It’s never too early or too late to start investing. Investing in the stock market and other avenues is a risky but oft-rewarding financial strategy that can give you a lot of profit. Now more than ever, it is imperative to take charge of your own finances and start saving for retirement.
Saving for Retirement: A Good Start
An essential part of investing is saving—if you want to spend money, you have to have money. Andrew Tobias, author of The Only Investment Guide You’ll Ever Need, offers plentiful nuggets of advice on saving money in order to start investing. He advises readers to avoid credit card debt, because interest rates can have a severe, negative impact on your savings. He also suggests such things like lowering insurance premiums by increasing deductibles and to buy items in bulk to save on long term costs.
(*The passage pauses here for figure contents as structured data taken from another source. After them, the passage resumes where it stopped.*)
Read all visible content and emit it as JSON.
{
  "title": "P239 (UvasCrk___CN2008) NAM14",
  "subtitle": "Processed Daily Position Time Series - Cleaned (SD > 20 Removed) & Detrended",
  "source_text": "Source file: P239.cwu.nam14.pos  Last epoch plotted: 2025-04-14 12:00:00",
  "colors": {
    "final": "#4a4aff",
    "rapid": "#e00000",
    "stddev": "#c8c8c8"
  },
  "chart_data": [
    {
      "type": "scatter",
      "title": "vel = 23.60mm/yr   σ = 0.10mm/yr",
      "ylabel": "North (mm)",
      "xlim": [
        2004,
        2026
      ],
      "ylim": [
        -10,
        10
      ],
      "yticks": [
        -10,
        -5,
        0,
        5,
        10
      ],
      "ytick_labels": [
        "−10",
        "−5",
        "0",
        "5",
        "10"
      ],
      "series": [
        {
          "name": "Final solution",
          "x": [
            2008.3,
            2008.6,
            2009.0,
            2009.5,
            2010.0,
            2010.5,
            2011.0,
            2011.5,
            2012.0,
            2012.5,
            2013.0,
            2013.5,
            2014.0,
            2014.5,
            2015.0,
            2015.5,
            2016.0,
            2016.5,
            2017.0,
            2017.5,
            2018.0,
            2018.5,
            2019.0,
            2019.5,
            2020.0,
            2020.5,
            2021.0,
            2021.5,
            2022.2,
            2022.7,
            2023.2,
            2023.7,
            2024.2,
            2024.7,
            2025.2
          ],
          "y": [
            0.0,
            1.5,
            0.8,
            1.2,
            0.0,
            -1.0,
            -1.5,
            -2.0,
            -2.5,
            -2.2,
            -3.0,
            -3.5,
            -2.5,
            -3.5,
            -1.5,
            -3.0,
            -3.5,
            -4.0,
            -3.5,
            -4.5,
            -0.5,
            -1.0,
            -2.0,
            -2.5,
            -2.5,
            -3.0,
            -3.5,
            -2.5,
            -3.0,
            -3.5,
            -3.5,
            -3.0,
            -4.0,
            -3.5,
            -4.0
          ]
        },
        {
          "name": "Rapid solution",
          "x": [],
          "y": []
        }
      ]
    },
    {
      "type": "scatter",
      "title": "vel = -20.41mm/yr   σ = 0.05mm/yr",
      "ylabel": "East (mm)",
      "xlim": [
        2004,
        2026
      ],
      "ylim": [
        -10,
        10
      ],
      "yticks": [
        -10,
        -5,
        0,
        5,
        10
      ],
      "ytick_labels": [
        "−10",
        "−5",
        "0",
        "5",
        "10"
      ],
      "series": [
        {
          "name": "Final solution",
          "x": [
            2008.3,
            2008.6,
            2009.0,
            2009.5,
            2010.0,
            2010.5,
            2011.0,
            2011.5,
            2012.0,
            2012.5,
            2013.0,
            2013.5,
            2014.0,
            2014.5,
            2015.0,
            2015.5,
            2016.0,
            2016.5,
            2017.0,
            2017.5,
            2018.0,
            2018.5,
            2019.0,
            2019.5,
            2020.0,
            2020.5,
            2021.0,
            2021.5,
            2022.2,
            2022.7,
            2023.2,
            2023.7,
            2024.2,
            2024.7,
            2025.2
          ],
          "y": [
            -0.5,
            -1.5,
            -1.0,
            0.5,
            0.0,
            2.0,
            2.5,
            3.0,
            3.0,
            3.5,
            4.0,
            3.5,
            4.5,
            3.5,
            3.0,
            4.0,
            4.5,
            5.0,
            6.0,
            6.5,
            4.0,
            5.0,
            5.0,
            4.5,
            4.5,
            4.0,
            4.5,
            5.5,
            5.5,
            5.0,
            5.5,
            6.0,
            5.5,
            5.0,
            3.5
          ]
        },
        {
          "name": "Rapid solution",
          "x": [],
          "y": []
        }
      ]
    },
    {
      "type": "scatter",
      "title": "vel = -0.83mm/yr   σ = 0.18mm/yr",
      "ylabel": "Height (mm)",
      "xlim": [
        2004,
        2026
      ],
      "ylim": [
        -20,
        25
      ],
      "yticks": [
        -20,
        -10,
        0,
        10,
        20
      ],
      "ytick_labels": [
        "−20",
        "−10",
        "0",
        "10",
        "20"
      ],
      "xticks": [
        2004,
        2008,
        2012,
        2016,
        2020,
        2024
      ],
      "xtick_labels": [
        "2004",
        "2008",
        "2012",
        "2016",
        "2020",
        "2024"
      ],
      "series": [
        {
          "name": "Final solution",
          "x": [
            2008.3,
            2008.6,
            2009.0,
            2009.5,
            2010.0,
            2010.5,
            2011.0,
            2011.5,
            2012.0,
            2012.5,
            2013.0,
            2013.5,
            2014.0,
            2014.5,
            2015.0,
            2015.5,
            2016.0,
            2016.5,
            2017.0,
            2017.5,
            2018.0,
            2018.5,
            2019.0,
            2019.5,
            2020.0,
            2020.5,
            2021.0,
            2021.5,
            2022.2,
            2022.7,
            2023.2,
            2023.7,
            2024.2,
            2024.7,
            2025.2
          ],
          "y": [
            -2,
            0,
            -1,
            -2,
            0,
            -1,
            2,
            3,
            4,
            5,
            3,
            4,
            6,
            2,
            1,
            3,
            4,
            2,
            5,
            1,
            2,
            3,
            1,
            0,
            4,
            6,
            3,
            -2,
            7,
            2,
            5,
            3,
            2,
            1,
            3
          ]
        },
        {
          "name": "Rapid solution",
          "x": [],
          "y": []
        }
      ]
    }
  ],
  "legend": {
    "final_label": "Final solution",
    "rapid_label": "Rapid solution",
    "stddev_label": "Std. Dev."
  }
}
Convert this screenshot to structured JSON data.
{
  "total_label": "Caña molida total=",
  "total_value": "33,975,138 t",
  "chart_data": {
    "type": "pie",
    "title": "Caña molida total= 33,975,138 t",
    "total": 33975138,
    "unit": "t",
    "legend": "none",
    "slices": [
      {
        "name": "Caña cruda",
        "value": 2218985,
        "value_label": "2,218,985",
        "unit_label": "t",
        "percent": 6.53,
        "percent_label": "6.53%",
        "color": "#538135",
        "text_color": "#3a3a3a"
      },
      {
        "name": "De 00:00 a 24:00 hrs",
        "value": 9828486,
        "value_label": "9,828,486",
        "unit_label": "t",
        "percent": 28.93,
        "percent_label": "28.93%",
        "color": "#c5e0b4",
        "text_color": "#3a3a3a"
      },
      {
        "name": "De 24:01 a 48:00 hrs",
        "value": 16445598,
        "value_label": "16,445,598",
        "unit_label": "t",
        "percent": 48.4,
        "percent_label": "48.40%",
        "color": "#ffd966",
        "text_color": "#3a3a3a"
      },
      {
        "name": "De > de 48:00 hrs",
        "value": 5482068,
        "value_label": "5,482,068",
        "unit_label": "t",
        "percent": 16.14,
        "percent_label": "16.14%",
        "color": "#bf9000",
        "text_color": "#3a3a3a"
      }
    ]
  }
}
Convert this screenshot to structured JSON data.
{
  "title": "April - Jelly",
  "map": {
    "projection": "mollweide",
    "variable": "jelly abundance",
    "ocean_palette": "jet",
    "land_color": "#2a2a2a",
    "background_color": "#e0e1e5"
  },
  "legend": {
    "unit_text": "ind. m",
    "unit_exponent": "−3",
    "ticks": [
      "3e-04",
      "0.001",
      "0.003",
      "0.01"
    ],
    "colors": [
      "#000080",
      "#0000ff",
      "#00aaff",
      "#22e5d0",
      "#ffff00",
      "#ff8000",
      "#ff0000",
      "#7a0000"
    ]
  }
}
Older adults can take advantage of their age when trying to save money. Of course there are senior benefits, but it goes beyond that. Many older adults choose to move cities or even states as they grow older and their children leave the home. Downsizing homes and moving to a location with a lower cost of living can be a huge boon to your savings.
Investing in Your Future: The Stock Market
The stock market is a fickle friend. Many Americans have stock portfolios in which they choose a varied array of stocks to invest in and hope they get a return. Because the stock market is so unpredictable and fluctuates daily, it can be daunting to start investing. John C. Bogle, author of The Little Book of Common Sense Investing, offers some general rules for playing the stock market.
- Buy and hold stocks, rather than constantly buying and trading
- Keep your portfolio diversified—invest in different kinds of stocks, industries, and companies
- Invest through low-cost index funds, in order to keep brokerage fees and transaction costs to a minimum
If you have built a solid nest egg and want to be a little more risky, the stock market is the perfect place to do so. Invest in some startups, rather than the tried-and-true big corporations—perhaps it’ll pay off! However, always make sure you still have a good cushion of money in your savings.
Financial Planning after Fifty
Financial planner Carrie Schwab-Pomerantz has written the ultimate guide to financial planning for older adults. The Charles Schwab Guide to Finances After Fifty takes a look at how Americans nearing retirement age can maximize their savings and investments. For example, Schwab-Pomerantz goes over the pros and cons of paying off your mortgage and how to determine whether that is a good financial move. She also has advice for readers who have not adequately saved for retirement.
While savings are incredibly important, investing is also a good way to increase your nest egg. After you’ve spent years saving, it’s natural that you would want to start spending the money—and “spending” money via investments can be a very rewarding route to take!